Why do technology companies hire economists, and what is their contribution? What kinds of problems do they work on? originally appeared on Quora - the knowledge sharing network where compelling questions are answered by people with unique insights.
This is a great time for economists in tech companies -- the most interesting firms in Silicon Valley are hiring chief economists as well as economic teams at a very rapid clip. Every week, I am contacted to help fill a position, or I hear about a new hire by firms like AirBnb, Netflix, Pandora, Uber, etc. Each tech company, and each chief economist, is different, but there are several main categories.
First are microeconomic issues involved in pricing and product design. Hal Varian was one of the first tech firm chief economists, and by his account, he worked on the AdWords auction in the early days. At Yahoo! and Microsoft, economists (including myself) worked a lot with online advertising marketplaces.
Personally, I was involved in many aspects of marketplace design for search advertising, from changes in auction design, to the design of metrics and measures that better reflect the platform's long term objectives, to strategy. Generally, technology firms have fairly novel and complex pricing and product design issues. A nice research paper that illustrates some of the issues involved is by Dinerstein, Einav, Levin, and Sundaresan. Here, the way that eBay ranks products in response to a consumer search affects which sellers get more business as well as the extent of price competition. One of my papers (with Denis Nekipelov) models advertiser behavior and looks at the impact of algorithm changes on welfare. Other interesting microeconomic issues arise in the context of on-demand marketplaces like AirBnB and Uber. Former Stanford students Andrey Fradkin (MIT), Chiara Farronato (HBS), and Zoe Cullen (graduating this year) have written interesting research papers that highlight some of the market design issues encountered by tech firms at AirBnB and TaskRabbit, including the role of search frictions for both buyers and sellers; Mike Luca at HBS has analyzed a number of issues with Yelp, and he works closely with them.
Second is corporate strategy. I worked on the Microsoft-Yahoo! search alliance, including understanding the effect of combining the user base and advertising platform. Microeconomists are generally experts at understanding strategy as well as questions about market equilibrium.

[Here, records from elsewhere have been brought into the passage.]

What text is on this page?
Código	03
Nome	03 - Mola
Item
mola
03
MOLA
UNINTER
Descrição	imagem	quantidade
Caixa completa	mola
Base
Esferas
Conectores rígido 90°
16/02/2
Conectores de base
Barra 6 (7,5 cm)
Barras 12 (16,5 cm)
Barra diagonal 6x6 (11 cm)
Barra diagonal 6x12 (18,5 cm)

We can provide a framework for understanding what industry structures may be sustainable, versus not, and think through incentives for acquisitions and vertical integration.
Third is public policy. Tech firms are interested in issues like broadband access. Simon Wilkie, former chief economist at FCC and professor at USC, works on this issue at Microsoft. Policies around intellectual property, privacy, data security, etc. all have a great role for economic analysis and an understanding of costs and benefits. Many public policy forums include economists and lawyers in decision-making, and economic research can inform these issues as well.
Fourth, and closely related, are direct legal and regulatory challenges -- antitrust/competition policy issues and regulatory investigations. There have been numerous high-profile antitrust investigations against Google in every part of the world; the e-Book case is another big one. In-house economists can directly inform regulators and also help outside economic experts learn about the institutional facts, access data, and become informed.
More junior economists have a wide variety of roles in tech firms. They can take traditional data science roles, be product managers, work in corporate strategy, or on policy teams. They would typically do a lot of empirical work.
In terms of complementing existing non-economist workers, I have found that economists bring some unique skills to the table.
First of all, machine learning or traditional data scientists often don't have a lot of expertise in using observational data or designing experiments to answer business questions. Did an advertising campaign work? What would have happened if we hadn't released the low end version of a product? Should we change the auction design? Machine learning is better at prediction, but less at analyzing "counter-factuals," or what-if questions. (I'm currently doing a lot of research on modifying machine learning methods to make them more suitable for causal inference -- you can search for some of my papers on ).
Secondly, economists are trained to think about equilibrium or feedback effects. There are many decisions in marketplace or platform businesses where the short term and long term effects of a change go in opposite directions. If you stop charging people to post pictures on eBay, conversion rates and customer satisfaction and transaction volume rise -- but that requires sacrificing a large revenue stream. If you tighten your criteria for how well a search ad matches a user query, you lose money in the short run, but in the long run the advertisers should bid more for the increased conversion rates of the ad clicks they do receive. Economists often focus on these types of problems which can be ignored or minimized by engineers.
Overall adding one economist to a team can bring a really valuable alternative perspective, and I'm not at all surprised that all the top tech firms are hiring them!
Economists do face challenges, however. Since they are often in the minority, they have to learn to speak the "native" language (engineering, MBA-speak, legalese), and in tech firms the fact that an idea is well-accepted or standard in economics doesn't get you anywhere. Economists have to make their ideas convincing from first principles, and they also need to learn how to operate in a technical environment to carry out empirical work. For me, that meant learning large-scale computing, engineering platforms and development tools, machine learning, and all of the nitty gritty around developing metrics and A/B testing platforms. It was fascinating, but required a large investment, and not everyone can succeed in that environment. I certainly loved every minute of what I learned, and indeed it sparked not just one but multiple new research agendas for me.